So far, I've interviewed a mom who works full-time and a mom who stays at home. Now, it's time to share my story. I belong in that gray area in between. I freelance out of my home two days a week. During those days, my son goes to a family day care 15 minutes away, and I sit in my ugly home office and edit books, write articles, and check Facebook a lot. At times, this situation feels ideal. At other times, not so much. Part of me really misses going to work. I like critical thinking, problem solving, having adult conversations that don't revolve around offspring, and wearing real pants. My freelance work doesn't offer any of those. It's been a nagging dilemma for many moons now, and I suppose the best way to explain it is to interview myself.
1. What prompted your decision to work or stay at home?
Before I even got pregnant, I knew I didn't want to juggle working full-time with raising a baby. I didn't feel like I could be a good mom and a good employee--the thought of being pulled in two different directions got me nervous. Plus, my job was frustrating, and the company I worked for didn't know which way was up, so I had the perfect out. I took it. Sue me.
2. What do you like about working or staying at home?
I like that with all the time we spend together, I really understand my son. Because we control our day, I'm able to maintain a solid schedule and choose fun, local activities. In good weather, I love being able to spend time outdoors, whereas if I worked full-time, I probably wouldn't see too much sun. I also enjoy being witness to most of the firsts--first time he makes an elephant noise, first time he pretend bakes brownies, and first time he correctly identifies the number 2.
3. What aspect of working or staying at home do you find the hardest?
OMG--the BOREDOM!! I've been putting off writing this post because it's hard to admit publicly that I don't love every single moment of being a parent. I'd take a bullet for my son, but there are days, particularly the third day in a row that we've been snowed in, that I think "I wish I was at work." One friend said of staying at home, "It requires stamina that I don't have." Yes. Stamina is the word. Stamina to explain everything slowly, to put on a toddler's shoes when he's acting like you're branding him with a hot iron, to hoist 25 pounds of human being dozens of times a day. To go over the ABCs again, and again, and again. Even when we go to story time at the library or run errands, it only temporarily quells the intellectual under-stimulation. I am, after all, going to the library to sing the "Itsy Bitsy Spider." When I expressed guilt over feeling unsatisfied, another friend said, "It's not horrible. You have very different intellectual needs than your toddler." Yes! I do! This is not to say that I don't love my son or enjoy time we have together, but it does mean that I relish every moment of nap time and have lots of hobbies.

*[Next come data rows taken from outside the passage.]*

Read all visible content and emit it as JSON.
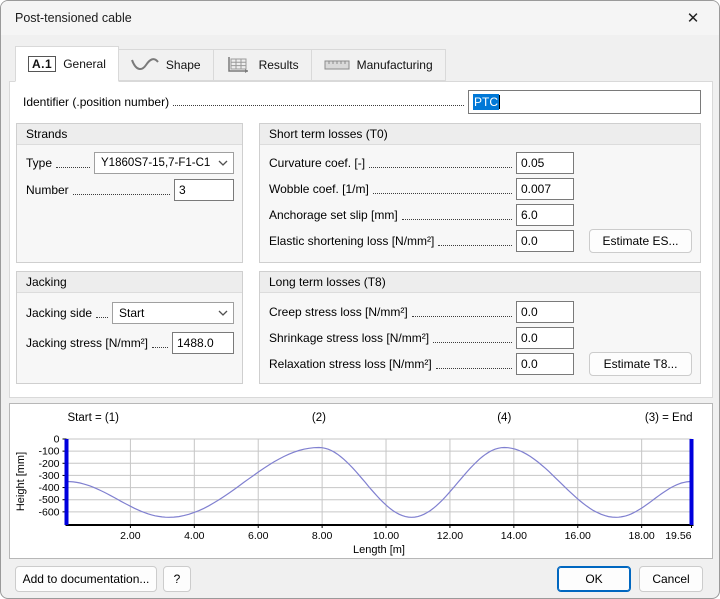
{
  "window": {
    "title": "Post-tensioned cable",
    "close_glyph": "✕"
  },
  "tabs": [
    {
      "label": "General",
      "badge": "A.1",
      "active": true
    },
    {
      "label": "Shape",
      "active": false
    },
    {
      "label": "Results",
      "active": false
    },
    {
      "label": "Manufacturing",
      "active": false
    }
  ],
  "identifier": {
    "label": "Identifier (.position number)",
    "value": "PTC"
  },
  "strands": {
    "title": "Strands",
    "type_label": "Type",
    "type_value": "Y1860S7-15,7-F1-C1",
    "number_label": "Number",
    "number_value": "3"
  },
  "short_term": {
    "title": "Short term losses (T0)",
    "rows": [
      {
        "label": "Curvature coef. [-]",
        "value": "0.05"
      },
      {
        "label": "Wobble coef. [1/m]",
        "value": "0.007"
      },
      {
        "label": "Anchorage set slip [mm]",
        "value": "6.0"
      },
      {
        "label": "Elastic shortening loss [N/mm²]",
        "value": "0.0",
        "button": "Estimate ES..."
      }
    ]
  },
  "jacking": {
    "title": "Jacking",
    "side_label": "Jacking side",
    "side_value": "Start",
    "stress_label": "Jacking stress [N/mm²]",
    "stress_value": "1488.0"
  },
  "long_term": {
    "title": "Long term losses (T8)",
    "rows": [
      {
        "label": "Creep stress loss [N/mm²]",
        "value": "0.0"
      },
      {
        "label": "Shrinkage stress loss [N/mm²]",
        "value": "0.0"
      },
      {
        "label": "Relaxation stress loss [N/mm²]",
        "value": "0.0",
        "button": "Estimate T8..."
      }
    ]
  },
  "chart_data": {
    "type": "line",
    "title": "",
    "xlabel": "Length [m]",
    "ylabel": "Height [mm]",
    "xlim": [
      0,
      19.56
    ],
    "ylim": [
      -700,
      0
    ],
    "x_ticks": [
      2,
      4,
      6,
      8,
      10,
      12,
      14,
      16,
      18,
      19.56
    ],
    "x_tick_labels": [
      "2.00",
      "4.00",
      "6.00",
      "8.00",
      "10.00",
      "12.00",
      "14.00",
      "16.00",
      "18.00",
      "19.56"
    ],
    "y_ticks": [
      0,
      -100,
      -200,
      -300,
      -400,
      -500,
      -600
    ],
    "grid": true,
    "legend": "none",
    "anchor_labels": [
      {
        "text": "Start = (1)",
        "x": 0,
        "align": "start"
      },
      {
        "text": "(2)",
        "x": 7.9,
        "align": "middle"
      },
      {
        "text": "(4)",
        "x": 13.7,
        "align": "middle"
      },
      {
        "text": "(3) = End",
        "x": 19.56,
        "align": "end"
      }
    ],
    "series": [
      {
        "name": "cable-height-profile",
        "interpolation": "cosine",
        "key_points": [
          [
            0,
            -350
          ],
          [
            3.2,
            -645
          ],
          [
            7.9,
            -70
          ],
          [
            10.8,
            -645
          ],
          [
            13.7,
            -70
          ],
          [
            17.2,
            -645
          ],
          [
            19.56,
            -350
          ]
        ]
      }
    ],
    "curve_color": "#8080d0",
    "anchor_bar_color": "#0000dd",
    "grid_color": "#c6c6c6",
    "axis_color": "#000000"
  },
  "footer": {
    "add_doc": "Add to documentation...",
    "help": "?",
    "ok": "OK",
    "cancel": "Cancel"
  }
}
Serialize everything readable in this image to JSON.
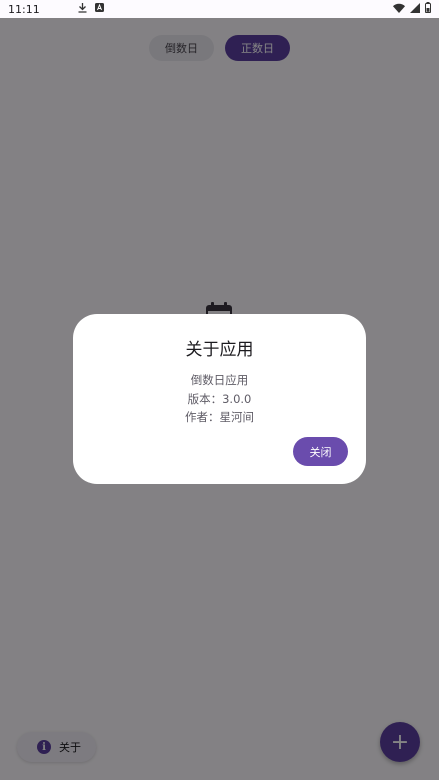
{
  "status_bar": {
    "time": "11:11",
    "icons": [
      "download-icon",
      "a-icon"
    ],
    "right_icons": [
      "wifi-icon",
      "signal-icon",
      "battery-icon"
    ]
  },
  "segmented": {
    "countdown_label": "倒数日",
    "countup_label": "正数日",
    "selected": "countup"
  },
  "main": {
    "center_icon": "calendar-icon"
  },
  "bottom": {
    "about_label": "关于",
    "fab_symbol": "+"
  },
  "dialog": {
    "title": "关于应用",
    "app_name": "倒数日应用",
    "version": "版本：3.0.0",
    "author": "作者：星河间",
    "close_label": "关闭"
  },
  "colors": {
    "accent": "#5b3fa0",
    "scrim": "rgba(0,0,0,0.48)",
    "dialog_bg": "#ffffff"
  }
}
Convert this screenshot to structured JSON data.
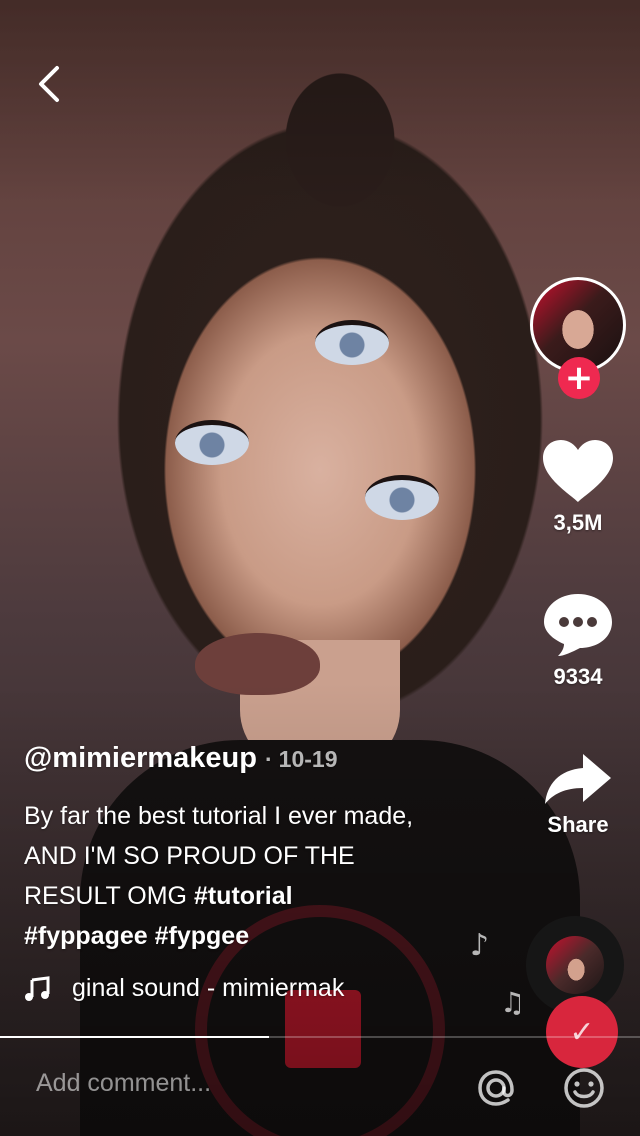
{
  "video": {
    "description": ""
  },
  "nav": {
    "back_icon": "chevron-left-icon"
  },
  "creator": {
    "username": "@mimiermakeup",
    "date_sep": "·",
    "date": "10-19",
    "follow_icon": "plus-icon"
  },
  "actions": {
    "like_count": "3,5M",
    "comment_count": "9334",
    "share_label": "Share"
  },
  "caption": {
    "text": "By far the best tutorial I ever made, AND I'M SO PROUD OF THE RESULT OMG ",
    "tags": [
      "#tutorial",
      "#fyppagee",
      "#fypgee"
    ]
  },
  "sound": {
    "label": "ginal sound - mimiermak"
  },
  "progress": {
    "fraction": 0.42
  },
  "comment_bar": {
    "placeholder": "Add comment...",
    "mention_icon": "at-icon",
    "emoji_icon": "smiley-icon"
  },
  "colors": {
    "accent": "#ef2950",
    "record": "#d8263d",
    "text": "#ffffff"
  }
}
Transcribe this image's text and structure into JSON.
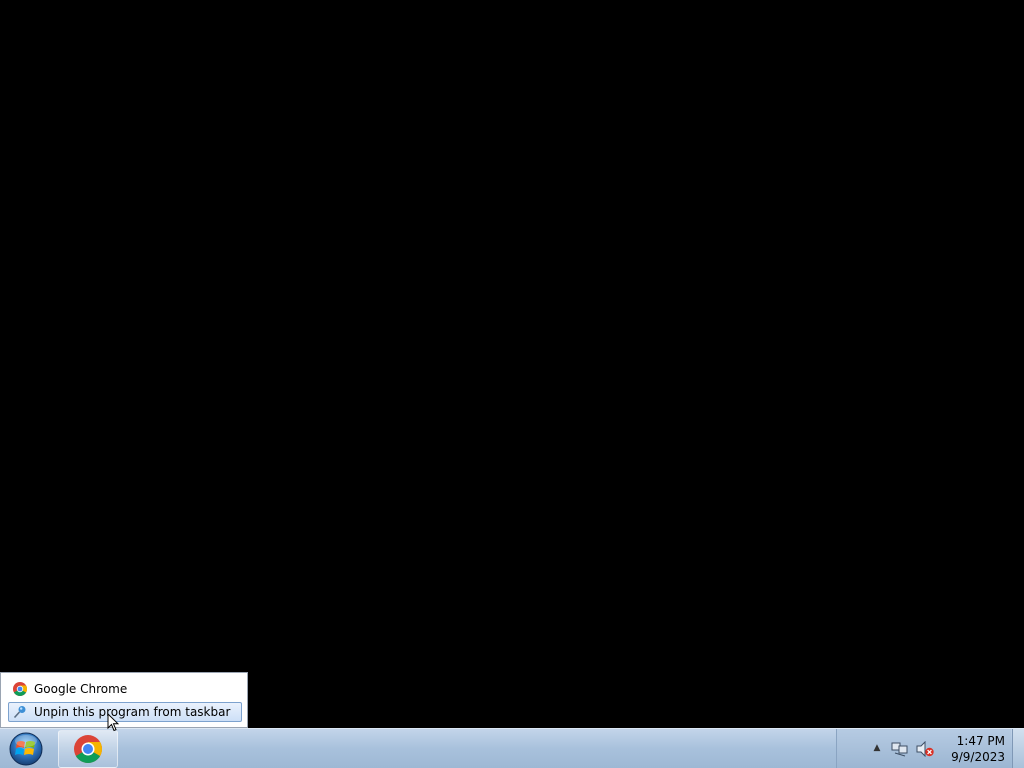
{
  "jump_list": {
    "items": [
      {
        "label": "Google Chrome",
        "icon": "chrome-icon"
      },
      {
        "label": "Unpin this program from taskbar",
        "icon": "unpin-icon"
      }
    ]
  },
  "taskbar": {
    "start_icon": "windows-start-orb-icon",
    "pinned": [
      {
        "icon": "chrome-icon"
      }
    ]
  },
  "tray": {
    "icons": [
      "show-hidden-icons-arrow-icon",
      "network-icon",
      "volume-muted-icon"
    ],
    "time": "1:47 PM",
    "date": "9/9/2023"
  },
  "colors": {
    "desktop": "#000000",
    "taskbar": "#a8c1dc",
    "highlight_border": "#7da2ce"
  }
}
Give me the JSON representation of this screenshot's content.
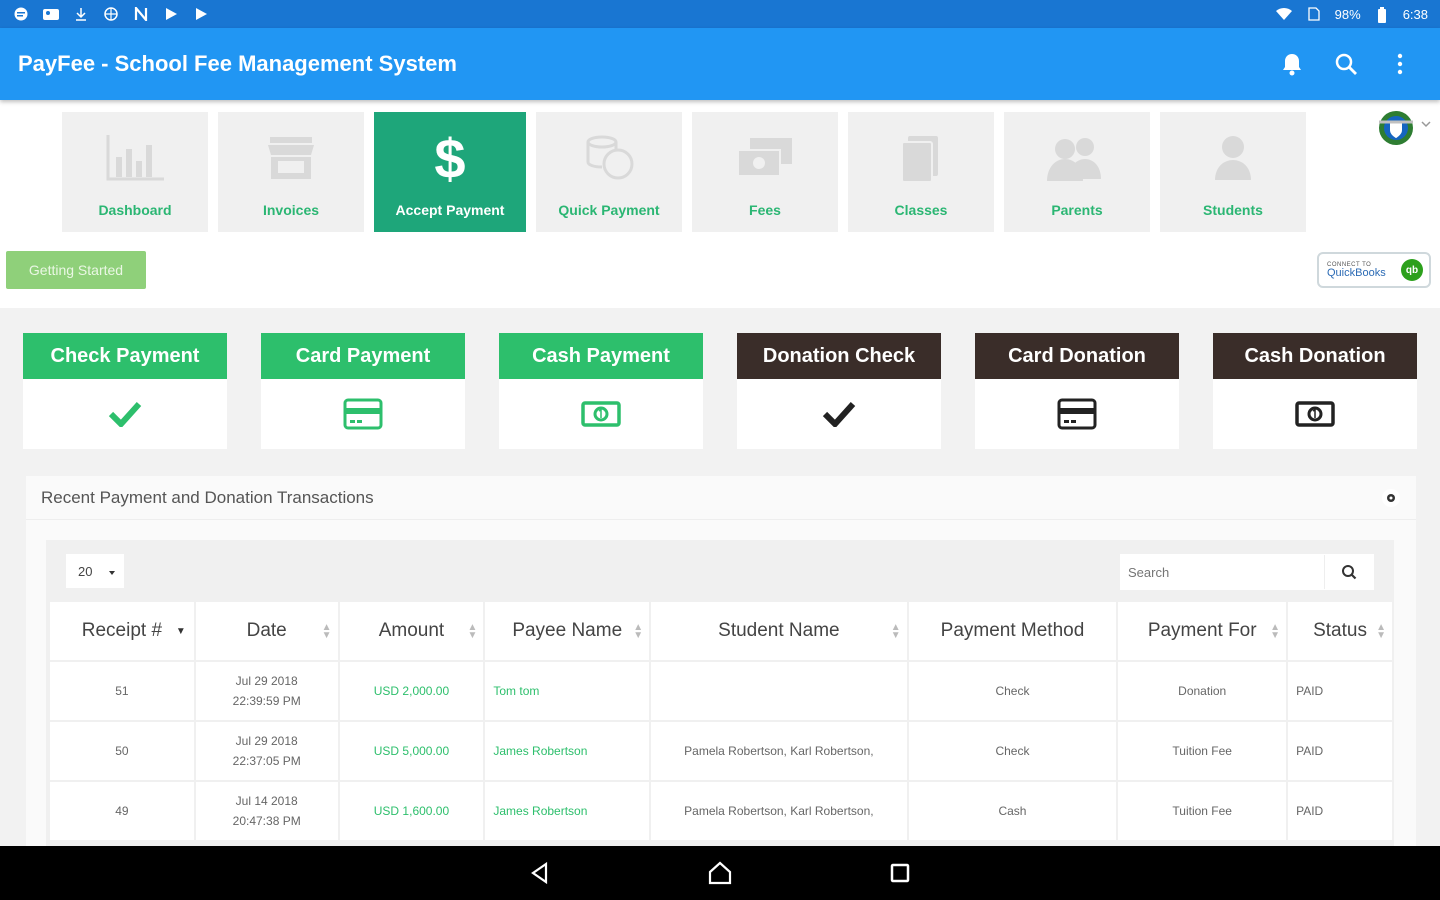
{
  "status_bar": {
    "battery": "98%",
    "time": "6:38"
  },
  "app_bar": {
    "title": "PayFee - School Fee Management System"
  },
  "nav_tiles": [
    {
      "label": "Dashboard",
      "icon": "bar-chart-icon"
    },
    {
      "label": "Invoices",
      "icon": "store-icon"
    },
    {
      "label": "Accept Payment",
      "icon": "dollar-icon",
      "active": true
    },
    {
      "label": "Quick Payment",
      "icon": "coins-icon"
    },
    {
      "label": "Fees",
      "icon": "money-stack-icon"
    },
    {
      "label": "Classes",
      "icon": "book-icon"
    },
    {
      "label": "Parents",
      "icon": "users-icon"
    },
    {
      "label": "Students",
      "icon": "user-icon"
    }
  ],
  "getting_started_label": "Getting Started",
  "quickbooks": {
    "small": "CONNECT TO",
    "big": "QuickBooks",
    "logo": "qb"
  },
  "payment_cards": [
    {
      "label": "Check Payment",
      "icon": "check-icon",
      "style": "green"
    },
    {
      "label": "Card Payment",
      "icon": "credit-card-icon",
      "style": "green"
    },
    {
      "label": "Cash Payment",
      "icon": "cash-icon",
      "style": "green"
    },
    {
      "label": "Donation Check",
      "icon": "check-icon",
      "style": "dark"
    },
    {
      "label": "Card Donation",
      "icon": "credit-card-icon",
      "style": "dark"
    },
    {
      "label": "Cash Donation",
      "icon": "cash-icon",
      "style": "dark"
    }
  ],
  "colors": {
    "primary": "#2196f3",
    "status_bar": "#1976d2",
    "accent_green": "#2dbf6c",
    "active_tile": "#1ea67a",
    "dark_card": "#3a2d29"
  },
  "transactions": {
    "title": "Recent Payment and Donation Transactions",
    "page_size": "20",
    "search_placeholder": "Search",
    "columns": [
      "Receipt #",
      "Date",
      "Amount",
      "Payee Name",
      "Student Name",
      "Payment Method",
      "Payment For",
      "Status"
    ],
    "rows": [
      {
        "receipt": "51",
        "date": "Jul 29 2018",
        "time": "22:39:59 PM",
        "amount": "USD 2,000.00",
        "payee": "Tom tom",
        "student": "",
        "method": "Check",
        "for": "Donation",
        "status": "PAID"
      },
      {
        "receipt": "50",
        "date": "Jul 29 2018",
        "time": "22:37:05 PM",
        "amount": "USD 5,000.00",
        "payee": "James Robertson",
        "student": "Pamela Robertson, Karl Robertson,",
        "method": "Check",
        "for": "Tuition Fee",
        "status": "PAID"
      },
      {
        "receipt": "49",
        "date": "Jul 14 2018",
        "time": "20:47:38 PM",
        "amount": "USD 1,600.00",
        "payee": "James Robertson",
        "student": "Pamela Robertson, Karl Robertson,",
        "method": "Cash",
        "for": "Tuition Fee",
        "status": "PAID"
      }
    ]
  }
}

4. Do you want to change your working or non-working status? Why?
I'd love to maintain my part-time hours but as an employee for a company. Freelancing is fickle. If business is booming, wonderful. If business is slow, I'm thrown off balance. With two solid days per week of honest-to-goodness, brain-tingling work, I can handle the other five days much better. If all seven days are "Red. That car is red," then I'm in trouble. A steady flow of predictable work would make life much easier. In an ideal situation, I'd even take off this fleece I've been wearing all winter and get my ass into a real office where I have a cubicle and a mug warmer. The only problem with this little "ideal situation" I've cooked up is that there aren't a whole love of high-level part-time jobs out there, and there is really no way to advance one's career on a part-time basis. I've looked and looked, but the right opportunity hasn't yet arrived, and maybe that's okay.
5. Do you experience societal bias being a working or non-working mother?
Personally, I have not. Most of the people that I see regularly are at the library story times or our weekly play group, so they're either working part-time or not at all. Most of my friends have kids and understand the work/home dilemma. Any pressure that I feel to work comes from me. I've had a job since I was 14, and it has been difficult wrapping my head around the fact that running a house and raising a child is a 24/7 job that gets paid with kisses, giggles, and finger paint smears on my shirt, not in dollars or promotions. In the words of my husband's uncle, "Never underestimate what you do at home."
I propose you interview me next since I am another alternative to those categories.. I work full time, but from home :) also, my kids are older..so although I don't change poppy diapers.. I do often find unflushed toilets!